AMC Private Movie Showing

Up to 20 people, in AMC's trademarked Safe & Clean auditoriums, and there's an easy fill-out-form to reserve a space and time. Movie options include new releases like "Tenet" and "The War with Grandpa," or classics like "Jurassic Park" and "The Conjuring" and the currently retro-hot "Hocus Pocus." Price starts at $99.

© Buena Vista/courtesy Everett Collection

Kathy Najimy, Bette Midler and Sarah Jessica Parker in the 1993…er, 2020, Halloween hit "Hocus Pocus."

Note to exhibitors and studios: Open up those studio vaults! There's a hundred years of IP there, and consumers would love to program your space with whatever comes to mind.

Note to online ticketers: Make this an easy option for consumers to pick their favorite theaters and create their own movie screenings, or see others' events (if the hosts are willing to share their limited capacity screenings).

Cinemark Watch Parties

Private screenings up to 20 people, price ranges from $99 - $149. Current releases are available like "Tenet" and "Honest Thief." Classics are available including "Beetlejuice" and "Back to the Future"…and of course, "Hocus Pocus."

If you've never seen "Back to the Future" on a big screen with awesome sound alongside your family, friends…or maybe just yourself…now's the time.

© MCA/Universal Pictures/Courtesy: Everett Collection

Christopher Lloyd and Michael J. Fox in "Back to the Future," perfect for big screen spectacle, holiday movie viewing.

Note to streamers, theater owners and tv, music, gaming industries: Where you can, if you can, we're certain fans in your community would love to use an awesome theater and sound system as a regular place for experiencing content together.

Alamo – Own an Alamo Drafthouse

Reservations for a screening room start at $150 (higher for new releases), and require each person to buy a ticket, and there's a $150 food and drink minimum overall. 20 – 30 people are allowed in the theater. The movie selection is diverse…"E.T.," "The Big Lebowski," "The Iron Giant"…plus all the current box office flicks…and "Hocus Pocus."

Note to the theaters and online ticketers: Why not let creative programmers propose potential screenings to the community and see who else out there is game?
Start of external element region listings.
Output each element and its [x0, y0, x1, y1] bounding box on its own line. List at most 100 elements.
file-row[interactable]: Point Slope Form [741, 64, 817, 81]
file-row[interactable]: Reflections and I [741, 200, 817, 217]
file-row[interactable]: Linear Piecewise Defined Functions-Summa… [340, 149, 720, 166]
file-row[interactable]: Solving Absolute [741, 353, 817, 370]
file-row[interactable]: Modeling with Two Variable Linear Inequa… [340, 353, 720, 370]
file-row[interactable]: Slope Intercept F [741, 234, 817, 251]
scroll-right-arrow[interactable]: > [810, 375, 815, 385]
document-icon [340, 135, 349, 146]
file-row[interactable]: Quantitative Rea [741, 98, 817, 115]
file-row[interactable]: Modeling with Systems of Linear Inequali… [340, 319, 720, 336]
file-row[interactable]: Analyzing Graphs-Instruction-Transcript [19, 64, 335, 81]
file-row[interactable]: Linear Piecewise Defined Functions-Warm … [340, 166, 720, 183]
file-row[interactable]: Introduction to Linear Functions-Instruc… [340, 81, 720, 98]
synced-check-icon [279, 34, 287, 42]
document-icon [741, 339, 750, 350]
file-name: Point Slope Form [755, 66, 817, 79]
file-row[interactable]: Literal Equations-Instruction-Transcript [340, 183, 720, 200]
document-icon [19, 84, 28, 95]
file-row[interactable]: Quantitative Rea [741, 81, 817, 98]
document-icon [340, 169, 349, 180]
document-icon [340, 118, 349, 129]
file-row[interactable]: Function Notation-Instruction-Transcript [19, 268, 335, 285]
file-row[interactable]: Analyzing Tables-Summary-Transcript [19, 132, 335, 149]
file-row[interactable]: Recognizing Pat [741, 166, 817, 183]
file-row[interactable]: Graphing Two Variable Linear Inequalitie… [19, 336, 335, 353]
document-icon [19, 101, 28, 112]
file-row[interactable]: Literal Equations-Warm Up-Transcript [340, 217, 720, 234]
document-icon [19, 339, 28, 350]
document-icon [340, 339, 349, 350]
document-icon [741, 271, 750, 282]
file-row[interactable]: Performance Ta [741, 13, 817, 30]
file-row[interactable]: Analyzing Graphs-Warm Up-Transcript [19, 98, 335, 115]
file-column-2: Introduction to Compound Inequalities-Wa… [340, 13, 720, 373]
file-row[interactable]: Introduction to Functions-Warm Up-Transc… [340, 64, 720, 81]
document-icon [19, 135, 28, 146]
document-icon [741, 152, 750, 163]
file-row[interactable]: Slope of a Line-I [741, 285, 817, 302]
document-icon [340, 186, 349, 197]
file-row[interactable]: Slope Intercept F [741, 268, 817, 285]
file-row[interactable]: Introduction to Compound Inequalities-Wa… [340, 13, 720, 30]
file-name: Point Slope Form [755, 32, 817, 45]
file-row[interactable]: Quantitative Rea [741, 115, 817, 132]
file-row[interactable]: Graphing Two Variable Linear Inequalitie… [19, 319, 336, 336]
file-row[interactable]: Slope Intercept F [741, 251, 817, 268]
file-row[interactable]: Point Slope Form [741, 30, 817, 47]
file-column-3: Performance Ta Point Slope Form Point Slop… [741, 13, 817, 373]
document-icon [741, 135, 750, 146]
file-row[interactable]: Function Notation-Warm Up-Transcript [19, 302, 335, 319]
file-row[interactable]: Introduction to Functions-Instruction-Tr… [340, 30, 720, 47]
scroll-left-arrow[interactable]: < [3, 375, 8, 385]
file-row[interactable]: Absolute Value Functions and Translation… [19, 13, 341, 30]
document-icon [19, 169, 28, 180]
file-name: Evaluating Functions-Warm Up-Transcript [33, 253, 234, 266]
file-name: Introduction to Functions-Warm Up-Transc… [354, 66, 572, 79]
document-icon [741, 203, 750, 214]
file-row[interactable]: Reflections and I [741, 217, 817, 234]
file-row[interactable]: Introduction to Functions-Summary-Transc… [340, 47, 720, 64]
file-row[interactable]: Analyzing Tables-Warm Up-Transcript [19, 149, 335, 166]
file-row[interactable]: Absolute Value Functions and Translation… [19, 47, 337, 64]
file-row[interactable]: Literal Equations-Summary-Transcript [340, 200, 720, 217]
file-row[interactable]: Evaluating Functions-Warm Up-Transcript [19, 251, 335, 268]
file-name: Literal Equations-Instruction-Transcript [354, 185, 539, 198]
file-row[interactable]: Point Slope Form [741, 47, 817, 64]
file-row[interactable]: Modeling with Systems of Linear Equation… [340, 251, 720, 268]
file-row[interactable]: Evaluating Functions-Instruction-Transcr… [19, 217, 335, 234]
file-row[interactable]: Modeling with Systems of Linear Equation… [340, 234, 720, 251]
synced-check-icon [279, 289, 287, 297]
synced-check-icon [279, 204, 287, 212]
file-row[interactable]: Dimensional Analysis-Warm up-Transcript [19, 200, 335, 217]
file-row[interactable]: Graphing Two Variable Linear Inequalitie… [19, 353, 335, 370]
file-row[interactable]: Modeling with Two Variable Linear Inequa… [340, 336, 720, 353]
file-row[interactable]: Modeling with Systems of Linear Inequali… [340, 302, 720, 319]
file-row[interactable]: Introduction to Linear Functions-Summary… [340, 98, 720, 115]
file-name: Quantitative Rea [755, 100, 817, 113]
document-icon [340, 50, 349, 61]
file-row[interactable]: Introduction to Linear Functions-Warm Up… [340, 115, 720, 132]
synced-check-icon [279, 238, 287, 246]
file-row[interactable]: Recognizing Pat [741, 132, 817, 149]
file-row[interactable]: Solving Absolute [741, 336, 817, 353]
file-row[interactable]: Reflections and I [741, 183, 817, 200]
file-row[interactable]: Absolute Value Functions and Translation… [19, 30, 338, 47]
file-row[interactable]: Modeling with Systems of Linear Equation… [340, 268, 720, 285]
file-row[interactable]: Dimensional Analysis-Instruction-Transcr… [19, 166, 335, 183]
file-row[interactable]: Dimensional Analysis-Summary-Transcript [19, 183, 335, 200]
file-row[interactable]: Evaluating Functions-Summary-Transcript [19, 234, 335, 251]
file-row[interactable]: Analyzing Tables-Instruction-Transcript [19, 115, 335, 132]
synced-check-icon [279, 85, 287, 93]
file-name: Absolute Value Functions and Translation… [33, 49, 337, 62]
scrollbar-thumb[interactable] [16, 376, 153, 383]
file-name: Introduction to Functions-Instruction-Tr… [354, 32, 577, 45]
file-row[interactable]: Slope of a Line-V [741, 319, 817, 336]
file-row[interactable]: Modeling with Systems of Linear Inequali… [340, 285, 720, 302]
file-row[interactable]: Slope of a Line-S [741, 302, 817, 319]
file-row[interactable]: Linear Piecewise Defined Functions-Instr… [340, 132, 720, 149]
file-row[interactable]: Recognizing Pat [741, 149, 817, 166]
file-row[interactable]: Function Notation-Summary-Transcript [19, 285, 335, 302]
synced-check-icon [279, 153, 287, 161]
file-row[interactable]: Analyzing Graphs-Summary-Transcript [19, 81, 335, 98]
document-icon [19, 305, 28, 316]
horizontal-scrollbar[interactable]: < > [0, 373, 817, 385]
Once they hit that 20 – 30 people maximum, done, the event's a go.

Right now, movie theater rentals are big for the chains because the theaters are thinking of all the ways to get folks into their business so that the industry itself will survive.

However, there's an opportunity here that can help theaters even post pandemic. Besides just the regular moviegoing for big tentpoles, which hopefully will return at some point, theaters would be wise to evolve and innovate, and allow those who cherish community and experience (and yes, movie theaters, too) to participate in the space by programming it -- in a way that complements how they navigate everything else in our modern world, including their choice for streaming and subscriptions.

AMC has their A-List subscriber program, but the streamers themselves could also consider higher-tiered subscriptions that allow those subscribers to view or propose viewings (with other subscribers) of their content on the big screen (again, post pandemic) – which can fuel more viewing online and off. Also, higher-tiered subscriptions could include quick data surveys/reviews for those who watch in cinema, post screening…more money and data for streamers...what's the downside?

Theater owners should also be more proactive to align with other industries and consider more direct advertising straight to their local communities (seriously, have any of the chains ever produced their own television ads?). One thing the pandemic has proven is that exhibition is extremely reliant on the movie studios for product and marketing. Does it have to be that way?

After all the work that has been done to upgrade theaters for safety and comfort, they are deserving of the most bold and creative solutions to support them.